CME: Crop Conditions Critical for Financial Prospects

US - CME's Daily Livestock Report for 3rd September 2008.
calendar icon 4 September 2008
clock icon 3 minute read

We haven’t addressed crop conditions for a few weeks but they remain critically important for the financial prospects of U.S. and world livestock and poultry producers. The familiar charts at right show the percentage of corn and soybean acres rated as good or excellent in USDA’s weekly Crop Condition Report. Both crops remain in better condition that last year’s crop and the average for the past 10 seasons and remain in the middle of the historical range. But the conditions of both crops have deteriorated in recent weeks as well, with corn declining to 61% and soybeans declining to 57% rated good-excellent as of August 31. The top two categories for corn conditions has lost 6% in the past two weeks while the same categories for soybeans lost 4% in just the past week as dry conditions prevailed in many parts of the Midwest. Recent conversations with pork producers who also raise crops indicate that the crops in northwest and north-central Iowa and Minnesota still look very good while those of Illinois and Indiana have deteriorated somewhat in recent weeks. The remainder of Iowa and Missouri are still looking at below-normal yields (and some will be significantly below) due to late-planted crops.

And the maturity of these crops is still a big issue with first frost looming.
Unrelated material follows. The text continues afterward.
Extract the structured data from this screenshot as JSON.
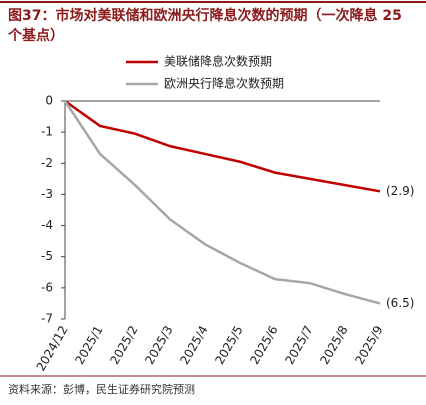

USDA reported that only 6% of corn acres were mature as of Sunday compared to a 5-year average of 16%. Only 45% of corn acres are dented (a key maturity phase in which corn kernels form a “dent” or small dimple) compared to a 5-year average of 65%. The only maturity factor currently published for soybeans is the percentage of acres setting pods. That number for this year is 94% versus a 5-year average of 97% — but one would expect those high numbers at this point. The question will be whether those pods have time to fill and the beans have time to grow to mature size. As we have pointed out before: The first frost date will be crucial for these crops and, by extension, the livestock industries.